Sotschi. Nach dem Trainerwechsel stehen die Spanier schon heute in ihrem ersten Spiel gegen Portugal unter Druck

    Es ist ja schon unglaublich, wie sich im Fußball manchmal die Erzählstränge begegnen. Weil Real Madrid sich sehr plötzlich und dafür umso heftiger für Julen Lopetegui interessierte, drohte dieser bei der WM auf den Superstar seiner neuen Clubmannschaft zu treffen. Bis er dann fulminant als spanischer Nationaltrainer gefeuert wurde. Nach dem Chaos kommt nun das Spiel, das es natürlich trotzdem in sich hat. Spanien trifft auf Europameister Portugal (20 Uhr), und das ist nicht nur ein Nachbarduell, das ist auch ein Derby im Strafraum.

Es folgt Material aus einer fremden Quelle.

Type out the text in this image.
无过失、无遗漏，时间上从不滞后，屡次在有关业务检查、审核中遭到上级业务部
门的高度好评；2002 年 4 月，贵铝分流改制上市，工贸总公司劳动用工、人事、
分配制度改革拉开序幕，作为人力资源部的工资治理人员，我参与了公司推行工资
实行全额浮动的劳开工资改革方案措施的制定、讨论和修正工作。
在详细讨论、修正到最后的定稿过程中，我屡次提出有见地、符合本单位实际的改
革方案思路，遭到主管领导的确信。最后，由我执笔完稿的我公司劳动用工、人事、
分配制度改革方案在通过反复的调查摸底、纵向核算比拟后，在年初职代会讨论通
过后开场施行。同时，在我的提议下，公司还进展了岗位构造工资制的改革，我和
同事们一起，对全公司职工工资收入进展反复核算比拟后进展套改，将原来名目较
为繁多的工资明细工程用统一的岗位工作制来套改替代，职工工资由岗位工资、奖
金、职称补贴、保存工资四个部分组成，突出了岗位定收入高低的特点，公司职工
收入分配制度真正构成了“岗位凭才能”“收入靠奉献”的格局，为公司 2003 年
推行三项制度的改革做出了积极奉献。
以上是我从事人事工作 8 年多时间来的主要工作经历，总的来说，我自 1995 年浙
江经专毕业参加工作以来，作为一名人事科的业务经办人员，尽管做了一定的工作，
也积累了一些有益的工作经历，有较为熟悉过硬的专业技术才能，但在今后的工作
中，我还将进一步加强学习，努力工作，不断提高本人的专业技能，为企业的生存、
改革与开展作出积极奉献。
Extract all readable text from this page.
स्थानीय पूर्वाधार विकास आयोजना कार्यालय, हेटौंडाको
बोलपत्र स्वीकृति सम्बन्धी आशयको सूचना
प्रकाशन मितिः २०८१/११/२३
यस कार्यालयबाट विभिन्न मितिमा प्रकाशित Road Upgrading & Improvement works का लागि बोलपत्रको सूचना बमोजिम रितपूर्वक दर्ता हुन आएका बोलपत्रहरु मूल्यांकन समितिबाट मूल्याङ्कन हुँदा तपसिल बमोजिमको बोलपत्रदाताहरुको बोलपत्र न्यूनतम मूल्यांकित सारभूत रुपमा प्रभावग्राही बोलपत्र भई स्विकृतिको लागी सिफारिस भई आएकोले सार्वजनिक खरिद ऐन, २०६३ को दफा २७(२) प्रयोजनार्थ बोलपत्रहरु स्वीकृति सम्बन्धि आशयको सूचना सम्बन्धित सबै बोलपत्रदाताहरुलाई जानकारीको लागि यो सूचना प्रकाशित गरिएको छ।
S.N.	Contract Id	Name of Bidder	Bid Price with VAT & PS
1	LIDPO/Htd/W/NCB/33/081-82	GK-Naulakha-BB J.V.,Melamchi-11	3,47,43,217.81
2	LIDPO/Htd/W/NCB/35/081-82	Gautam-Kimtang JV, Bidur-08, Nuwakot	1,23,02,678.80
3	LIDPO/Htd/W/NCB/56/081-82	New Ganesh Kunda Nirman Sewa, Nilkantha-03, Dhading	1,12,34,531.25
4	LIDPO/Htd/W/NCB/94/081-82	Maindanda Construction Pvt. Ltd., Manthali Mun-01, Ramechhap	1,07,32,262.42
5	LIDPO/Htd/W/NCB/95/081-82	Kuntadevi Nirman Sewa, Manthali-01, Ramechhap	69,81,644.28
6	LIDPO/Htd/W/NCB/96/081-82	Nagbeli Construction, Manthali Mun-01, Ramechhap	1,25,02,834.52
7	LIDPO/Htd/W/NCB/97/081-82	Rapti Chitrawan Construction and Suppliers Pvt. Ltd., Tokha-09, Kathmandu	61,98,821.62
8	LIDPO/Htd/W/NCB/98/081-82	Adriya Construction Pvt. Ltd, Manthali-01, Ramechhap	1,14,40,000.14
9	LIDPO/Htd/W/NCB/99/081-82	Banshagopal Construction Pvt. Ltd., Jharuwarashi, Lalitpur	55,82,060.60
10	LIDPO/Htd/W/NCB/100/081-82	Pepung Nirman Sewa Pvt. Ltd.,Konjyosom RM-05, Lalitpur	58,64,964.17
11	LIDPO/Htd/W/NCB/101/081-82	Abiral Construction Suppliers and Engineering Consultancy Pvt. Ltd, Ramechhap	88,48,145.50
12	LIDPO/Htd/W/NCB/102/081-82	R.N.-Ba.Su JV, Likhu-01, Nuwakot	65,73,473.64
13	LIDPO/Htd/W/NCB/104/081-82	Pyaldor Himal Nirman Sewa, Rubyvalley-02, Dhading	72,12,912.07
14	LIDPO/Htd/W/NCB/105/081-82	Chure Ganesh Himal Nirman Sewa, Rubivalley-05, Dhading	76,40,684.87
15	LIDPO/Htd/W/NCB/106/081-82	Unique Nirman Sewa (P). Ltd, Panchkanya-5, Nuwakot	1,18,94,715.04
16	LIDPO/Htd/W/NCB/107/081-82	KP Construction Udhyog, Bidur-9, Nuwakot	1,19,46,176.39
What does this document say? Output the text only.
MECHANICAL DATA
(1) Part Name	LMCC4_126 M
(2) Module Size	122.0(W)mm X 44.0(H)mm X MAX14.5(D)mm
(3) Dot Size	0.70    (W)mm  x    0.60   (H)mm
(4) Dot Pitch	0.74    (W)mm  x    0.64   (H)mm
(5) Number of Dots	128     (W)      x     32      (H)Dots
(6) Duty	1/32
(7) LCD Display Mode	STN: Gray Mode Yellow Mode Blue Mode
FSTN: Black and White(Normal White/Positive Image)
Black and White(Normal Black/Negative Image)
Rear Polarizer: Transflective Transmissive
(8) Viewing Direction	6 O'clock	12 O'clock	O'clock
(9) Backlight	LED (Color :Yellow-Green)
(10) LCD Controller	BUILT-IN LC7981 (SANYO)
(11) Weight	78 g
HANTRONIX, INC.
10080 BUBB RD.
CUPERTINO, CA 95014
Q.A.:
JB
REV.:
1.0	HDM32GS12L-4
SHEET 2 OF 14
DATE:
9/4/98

    Denn während Lopetegui übergangslos in Madrid die Arbeit aufnahm, ist Sergio Ramos weiter in Russland. Der spanische Kapitän dieses Clubs, für den auch der Portugiese Cristiano Ronaldo spielt. Noch spielt. So sehr überschlagen sich die Ereignisse manchmal im Fußball, dass eine Nacht von vor knapp drei Wochen schon fast in Vergessenheit ist. Gegeben wurde das Europacupfinale, und danach sagte Ronaldo: „Es war eine schöne Zeit in Madrid.“ Ramos entgegnete ihm freundlich, dass das nicht der Moment für so eine Ansage war, während er selbst alsbald zum „Bad Boy“ des Weltsports avancierte. Der Judogriff gegen Mohamed Salah, der Ellbogen im Gesicht von Loris Karius – und die logische Frage: Wird er auch heute wieder so hinlangen, gegen seinen sonstigen Schlachtgefährten CR7?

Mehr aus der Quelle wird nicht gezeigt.